Reputation: 3426
I am currently working on a music visualization LED strip display (similar to this) but got stuck at the process of extracting audio frequency / magnitude from the sample data.
The entire process takes up quite a few steps, and I am not sure at which point I am failing exactly, so please bear with me. I start with reading audio from a TargetDataLine
configured with AudioFormat.
AudioSystem.getTargetDataLine(new AudioFormat(8000.0f, 16, 1, true, true));
Next, I read the data as described in this tutorial. Only difference is that I am using a smaller buffer, effectively reading 64 bytes at a time.
Here is an example data read in this way from a 500Hz test tone.
final byte[] buffer = { // 32 16-bit samples
30, 111, 43, -19, 50, -74, 49, -54,
41, 70, 26, 121, 7, -90, -13, -89,
-31, -118, -44, 17, -51, 75, -50, 60,
-42, -62, -27, -115, -8, 91, 12, 85,
30, 106, 43, -34, 50, -93, 49, -76,
41, 52, 26, 108, 7, -93, -13, -84,
-31, -104, -44, 38, -51, 98, -50, 84,
-42, -42, -27, -98, -8, 99, 12, 83
Next, I transform the sampled bytes into an array of double
values in range [-1, 1]. I took inspiration from the aforementioned tutorial and this code.

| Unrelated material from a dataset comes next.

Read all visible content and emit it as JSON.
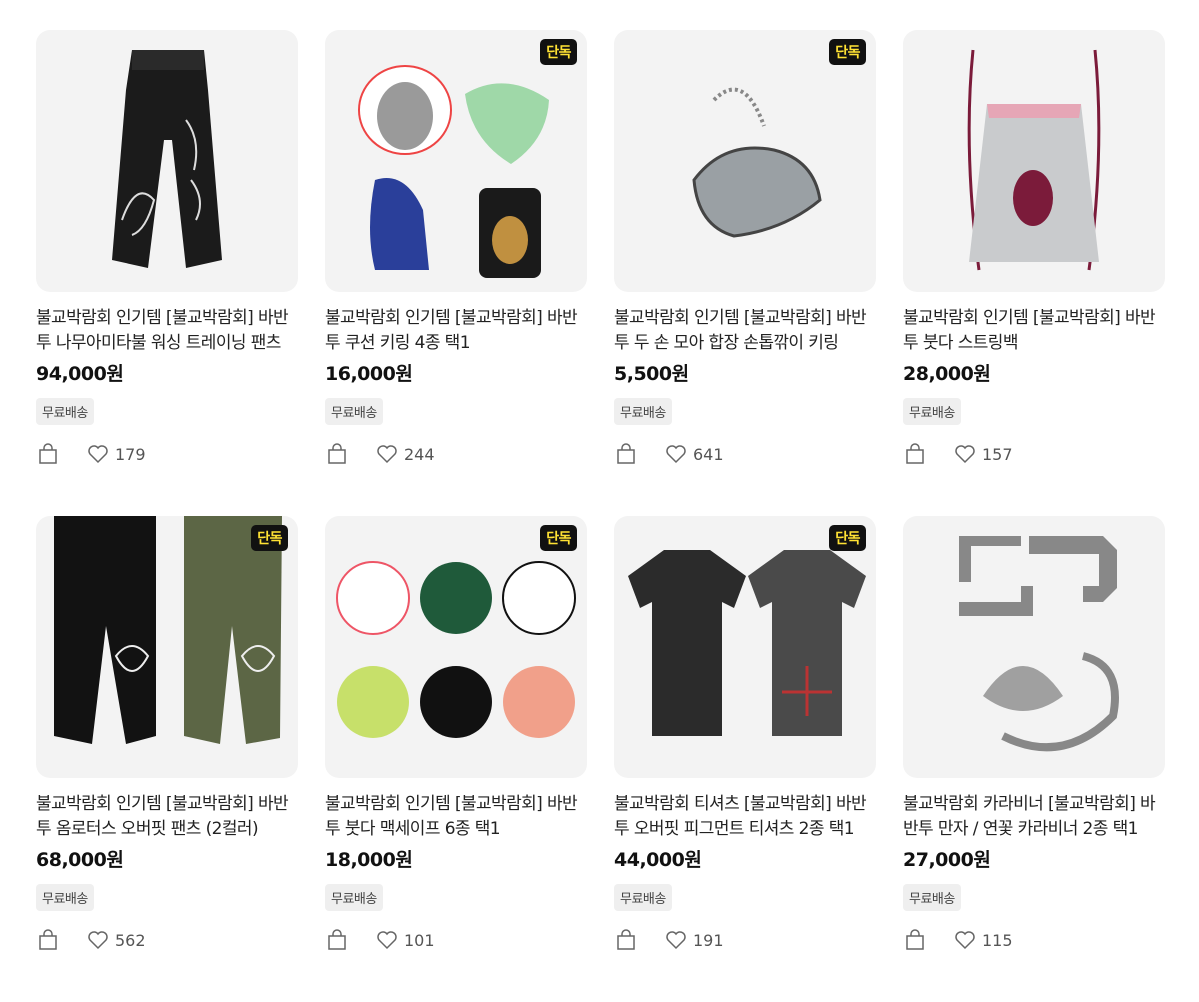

final double[] samples = new double[buffer.length];
int sampleIndex = 0;
int byteIndex = 0;
while (byteIndex < buffer.length) {
int low = buffer[byteIndex];
int high = buffer[byteIndex];
int sampleIntValue = ((high << 8) + (low & 0x00ff));
double maxSampleValue = 32768;
samples[2 * sampleIndex] = ((double) sampleIntValue) / maxSampleValue; // Transforming to [-1, 1]
samples[(2 * sampleIndex) + 1] = 0; // Imaginary part
Next, I perform a Fast Fourier Transform on the data using the edu.emory.mathcs:JTransforms:2.4 library.
final DoubleFFT_1D fft = new DoubleFFT_1D(samples.length / 2);
Then, I calculate frequencies and magnitudes as described in this code.
final float sampleRate = 8000f;
final Map<Double, Double> frequenciesToMagnitudes = IntStream.range(0, samples.length / 2)
index -> 2 * ((double) index / (double) samples.length) * sampleRate,
index -> Math.log10(
Math.pow(samples[2 * index], 2) // real part
+ Math.pow(samples[(2 * index) + 1], 2) // imaginary part
I find the maximum magnitude so I can scale the displayed values accordingly.
final double maximumMagnitude = frequenciesToMagnitudes.values().stream().max(Double::compare).orElse(0d);
And finally, I display the results (taller block represents a brighter LED).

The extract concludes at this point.